The region’s youngest paramount chief was speaking on the sidelines of a citizens’ forum and town hall meeting organised in the Kassena-Nankana West District by the Centre for Democratic Development Ghana (CDD-Ghana) in partnership with the Ministry of Local Government and Rural Development (MLGRD). It was funded by the Open Society Initiative for West Africa (OSIWA) and facilitated by the Rural Initiatives for Self-Empowerment Ghana (RISE-Ghana).

The Swelling Figures of Teenage Pregnancies

At least 57,000 teenage pregnancies were recorded in Ghana within the first half of 2017, according to Marie Stopes International, a charity foundation into contraception and safe abortion care services.

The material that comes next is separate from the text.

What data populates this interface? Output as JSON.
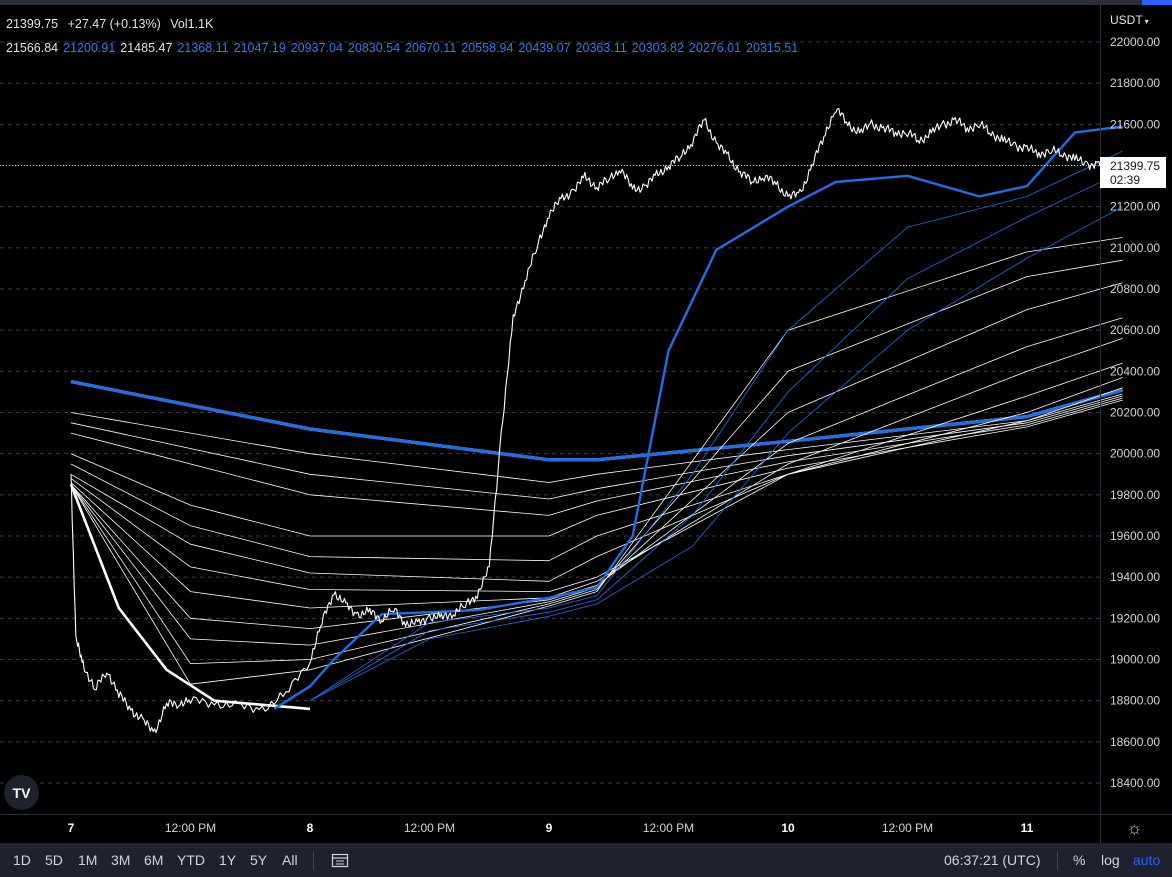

The Upper East region recorded 5,518 teenage pregnancy cases in 2014 and 5,564 in 2015. In 2016, the region topped a national list of teenage pregnancies with 5,587 cases. Updates picked by Starr News from the GHS this week revealed 6,187 cases were documented in the region in 2017.

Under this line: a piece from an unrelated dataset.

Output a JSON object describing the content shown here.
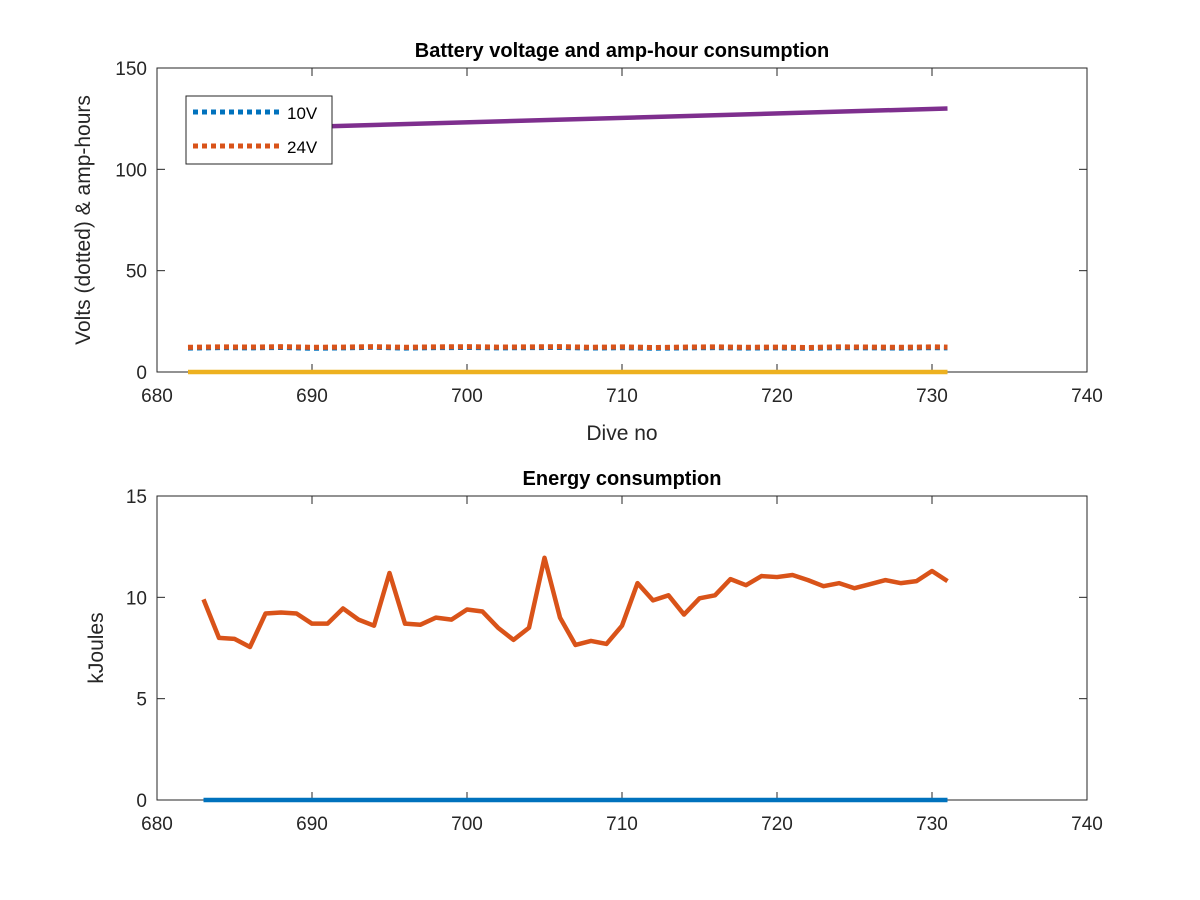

In the concluding months ahead, there will be many festivals everywhere in the region to recognise the role the gods are believed to have played ‘behind the scenes’ to make possible the bumper harvests of a 2018 that gave more rainwater than was asked for, including the unsolicited killer excess water parcelled and dispatched from the Bagre Dam by a caring neighbour, Burkina Faso.

From the unrestricted festival grounds, there are bound to be ‘bumper harvests’ of teenage pregnancies, too, in what could double the 3,046 cases already recorded between January and June, this year.

Unsafe Abortion Kills 3

Speaking at the forum, the Kassena-Nankana West District Director of Health Services, Juliana Anam-erime, revealed that three people died in 2017 from unsafe abortion in the district, one of them a teenager whose reason for the chancy decision she took is yet unknown.

“We are also working towards reduction in maternal and newborn deaths in the district. Our district hasn’t got a hospital. Unfortunately, last year, we contributed to maternal deaths at the Navrongo War Memorial Hospital. We contributed to five deaths.

“Three of these were as a result of unsafe abortion. We have come up with strategies to reduce this in 2018 through serious community engagement,” she said.

Let Nursing Girls Carry their Babies — Chief tells Mothers

Going beyond his recommendations on the neglect being meted out to girls by those who impregnate them, Pe Atoge IV also urged parents to avoid extending a helping hand that could rather end up drawing more teenage pregnancies into their families.

“When the girls give birth, parents should not take the child from them. They should let the girls carry the babies themselves to feel that pain, too. What some parents do is, after the birth, instead of the girl to also go through some punishment so that she doesn’t go back doing that thing again, they take the babies from the girls.

“Then, the girls go around and still do the same thing. Let her carry the baby herself after the nine months and feed the baby. The cry of the baby in itself would inspire her to stay away from early pregnancy,” he said.